Ząbkowicki Ośrodek Kultury zaproponował obejrzenie spektaklu „Wałbrzych. Utopia 2.039”. Przedstawienie prezentowane było przez zespół aktorski Teatru Dramatycznego im. Jerzego Szaniawskiego w Wałbrzychu. Wydarzenie odbyło się w niedzielny wieczór w ramach rządowego projektu „Teatr Polska”, dzięki któremu profesjonalne teatry prezentują widowiska w miejscowościach, w których na co dzień dostęp do sztuki scenicznej jest niemożliwy.
Takim miastem są Ząbkowice Śląskie i za chwalebne uznać należy, że instytucja kultury aranżuje dla Ząbkowiczan okazje do zetknięcia się z teatrem. Obejrzeliśmy zatem spektakl, którego przesłanie dotyczyło najnowszych dziejów Wałbrzycha, ale treść była na tyle uniwersalna, że przykładając ją na przykład do Ząbkowic, można z dużą dozą trafności opisać procesy społeczne i ludzkie postawy. Pod wieloma względami sztuka Piotra Rowickiego warta była obejrzenia – także dlatego, że każdy kto interesuje się problematyką lokalnych społeczności, znaleźć mógł w przedstawieniu pokaźną porcję inspiracji do przemyśleń nad tym, co takie wspólnoty buduje lub wpływa na nie destrukcyjnie. Niebagatelne znacznie ma tu przeszłość danego miasta, która w przypadku Wałbrzycha czy Ząbkowic wymaga dostrzeżenia przełomu, jakim było wcielenie w 1945 r. obu miast do Polski. Od tego momentu żyją tu obok siebie ludzie, których biografie sięgają korzeniami do zupełnie innych stron naszego kraju. Do tego dochodzą „zderzenia” ze społecznością niemiecką, żydowską i francuską, które kładły swoje odrębne i niekiedy sprzeczne akcenty kształtujące otaczającą nas także dzisiaj rzeczywistość. Także Polacy, wywodzący się z różnych regionów Polski i wychowanych w diametralnie innych systemach wartości. Jednocześnie wszyscy są poddawani mechanizmom systemu, jakim jest państwo. Ono zresztą też podlega fluktuacjom dziejowym, wobec których jedni dostosowują się, a inni nie chcą lub nie potrafią się z nimi pogodzić. Cały ten gąszcz, wręcz plątanina relacji stały się tworzywem teatralnej retrospekcji i wiwisekcji zarazem.

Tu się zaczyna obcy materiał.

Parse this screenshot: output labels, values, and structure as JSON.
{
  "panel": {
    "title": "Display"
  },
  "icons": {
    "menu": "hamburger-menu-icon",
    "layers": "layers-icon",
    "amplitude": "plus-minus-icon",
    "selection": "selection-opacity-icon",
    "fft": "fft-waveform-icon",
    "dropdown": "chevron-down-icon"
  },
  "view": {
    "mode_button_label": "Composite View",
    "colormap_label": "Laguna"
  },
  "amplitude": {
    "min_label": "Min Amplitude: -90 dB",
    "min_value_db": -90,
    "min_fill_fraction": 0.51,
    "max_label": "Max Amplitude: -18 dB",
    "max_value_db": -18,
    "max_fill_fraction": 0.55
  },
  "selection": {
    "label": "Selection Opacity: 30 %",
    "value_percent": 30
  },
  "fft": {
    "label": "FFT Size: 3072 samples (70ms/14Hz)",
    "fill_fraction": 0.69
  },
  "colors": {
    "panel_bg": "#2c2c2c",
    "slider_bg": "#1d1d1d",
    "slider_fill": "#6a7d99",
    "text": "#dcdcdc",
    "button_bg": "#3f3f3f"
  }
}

Sztuka „Wałbrzych. Utopia 2.039” chwilami jest próbą udzielenia pouczeń, chwilami zostawia widza z pytaniami, niejako prowokując do samodzielnych poszukiwań. Drobiazgowo zarysowane sylwetki bohaterów pozwalają zauważyć, że w istocie są lustrzanym odbiciem rzeczywistości, jaką tworzyli nasi poprzednicy i tworzymy współcześnie my sami. Mieszkając tu i teraz.
Nie ze wszystkimi tezami tego, ocierającego się o polityczne emocje, widowiska zgadzam się. Niewątpliwie jednak warto było je zobaczyć. Nie chcę, ale muszę (proszę wybaczyć aluzyjność) przyznać się do wstydu, jaki odczuwałem od pierwszej do ostatniej chwili spektaklu, a nawet kilka chwil „przed” i nieco więcej „po”. Może nie powinienem, ale wstyd mi za Ząbkowice, bo na około 300-osobowej widowni zasiadło dzisiaj wieczorem około …20 osób. Co zawiodło czy raczej ktoś zawiódł? Cena biletu? Nie. Dzień i pora? – też nie. Pogoda lub „konkurencyjna” impreza lub serial w tv? – nie! Więc co lub kto? Nieskuteczna zawiedź i promocja widowiska, za co odpowiada Ząbkowicki Ośrodek Kultury? – sądzę, że tak, ale nie przede wszystkim. Odpowiem tak… Jeśli się „pasie” ludzi darmowymi imprezami masowymi, jeśli ocenia się sensowność organizowana jakichkolwiek wydarzeń o kulturalnej konotacji mierzona jest liczbą osób, które będą wdzięczne za rzekomo bezpłatną rozrywkę temu, kto ją rzekomo zafundował – to proszę się nie dziwić. Nie dziwić temu, że na wydarzeniach kulturalnych fotele dla widzów świecą pustkami. Ten problem nie jest nowy i znam go także z osobistych obserwacji od wielu lat. Jednakże od czterech lat mecenat samorządu gminnego i powiatowego nad życiem kulturalnym jest nikły, co było już przedmiotem moich spostrzeżeń ponad rok temu. Nie docenia się wartości kultury, spycha się ją do niszy i nie promuje się faktycznych kulturalnych przedsięwzięć z energią porównywalną, jaką angażuje się w organizowane dość systematycznie różne „spędy” będące faktycznie rozrywkowym fastfoodem. Ząbkowice Śląskie spadają jeśli chodzi o kulturę przez duże „K” do roli prowincji. W Bardzie czy Srebrnej Górze dzieje się ostatnio więcej, choć środki techniczne i budżety tamtych ośrodków są znacznie skromniejsze. Cztery ostatnie lata dla kultury w Ząbkowicach Śląskich były latami chudymi, bardzo chudymi.